Assessment of barrier function in Bronchus-on-a-Chip. (a) A schematic overview of the barrier integrity assay. Any liquid present in the central chamber is removed (1), fluorescent solution is added to the central chamber (2) and incubated for 15 min prior to a wash (3), and removal of liquid in the central chamber before imaging (4). The extracellular matrix (ECM) area is depicted for signal quantification, excluding the gray area from analysis. (b) Barrier integrity assay images of chips with and without cells on day 21 after applying 150 kDa FITC-Dextran. Scalebar = 100 μm. (c) Quantification of barrier integrity assay by measuring fluorescent intensity of the ECM area of the Bronchus-on-a-Chip, indicated in (a) and (b) as the area between the gray frames. Mean with error bars ± SD, chips with cells (n  = 5); cell-free chips (n  = 2). Statistical test – unpaired two-tailed T-test (** p  < 0.01). (d) Fluorescence images Bronchus-on-a-chip, 10x maximum projection images of ZO-1 (green) and DNA (blue) in the left image and a magnification of the framed area in the right image. Scalebars = 100 μm (left image) and 50 μm (right image).

Figure 5

Increased goblet cell formation after epidermal growth factor (EGF) and interleukin (IL)-13 exposure of Bronchus-on-a-Chip . (a) Timeline of epithelial cell culture and exposure. Culture differentiation up to day 21, followed by 1-week exposure to EGF and 1-week exposure to IL-13. (b) Fluorescence images of Bronchus-on-a-Chip on day 35, after exposure to 5 ng/mL EGF followed by 1 ng/mL IL-13. 10× maximum projection images of MUC5AC (green), cytokeratin 5 (red), and DNA (blue). Scalebar = 100 μm. (c) Quantification of MUC5AC signal intensity after exposure to 5 ng/mL EGF and 0.5–5 ng/mL EGF (3–7 replicates).

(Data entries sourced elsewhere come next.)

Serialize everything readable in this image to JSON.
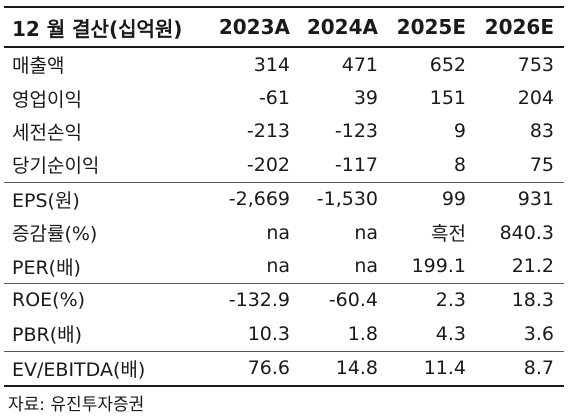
{
  "header": {
    "label": "12 월 결산(십억원)",
    "years": [
      "2023A",
      "2024A",
      "2025E",
      "2026E"
    ]
  },
  "groups": [
    [
      {
        "label": "매출액",
        "values": [
          "314",
          "471",
          "652",
          "753"
        ]
      },
      {
        "label": "영업이익",
        "values": [
          "-61",
          "39",
          "151",
          "204"
        ]
      },
      {
        "label": "세전손익",
        "values": [
          "-213",
          "-123",
          "9",
          "83"
        ]
      },
      {
        "label": "당기순이익",
        "values": [
          "-202",
          "-117",
          "8",
          "75"
        ]
      }
    ],
    [
      {
        "label": "EPS(원)",
        "values": [
          "-2,669",
          "-1,530",
          "99",
          "931"
        ]
      },
      {
        "label": "증감률(%)",
        "values": [
          "na",
          "na",
          "흑전",
          "840.3"
        ]
      },
      {
        "label": "PER(배)",
        "values": [
          "na",
          "na",
          "199.1",
          "21.2"
        ]
      }
    ],
    [
      {
        "label": "ROE(%)",
        "values": [
          "-132.9",
          "-60.4",
          "2.3",
          "18.3"
        ]
      },
      {
        "label": "PBR(배)",
        "values": [
          "10.3",
          "1.8",
          "4.3",
          "3.6"
        ]
      }
    ],
    [
      {
        "label": "EV/EBITDA(배)",
        "values": [
          "76.6",
          "14.8",
          "11.4",
          "8.7"
        ]
      }
    ]
  ],
  "source": "자료: 유진투자증권"
}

Mean with error bars ± SD. (d) Quantification of cytokeratin 5 signal intensity after exposure to 5 ng/mL EGF and 0.5–5 ng/mL EGF (3–7 replicates). Mean with error bars ± SD. (e) Magnified fluorescence images of Bronchus-on-a-Chip on day 35 after exposure to 5 ng/mL EGF and 0.5–5 ng/mL IL-13. Cross-section of area against gel, displaying MUC5AC (green), cytokeratin 5 (red), and DNA (blue). Scalebar = 20 μm. (f) Quantification of the number of nuclei in the complete cross-sections of which a magnified image is depicted in (e) (1–3 replicates). Mean with error bars ± SD. Statistical test – ordinary one-way ANOVA (ns = not significant, * p  < 0.05, ** p  < 0.01, *** p < 0.001 , **** p < 0.0001).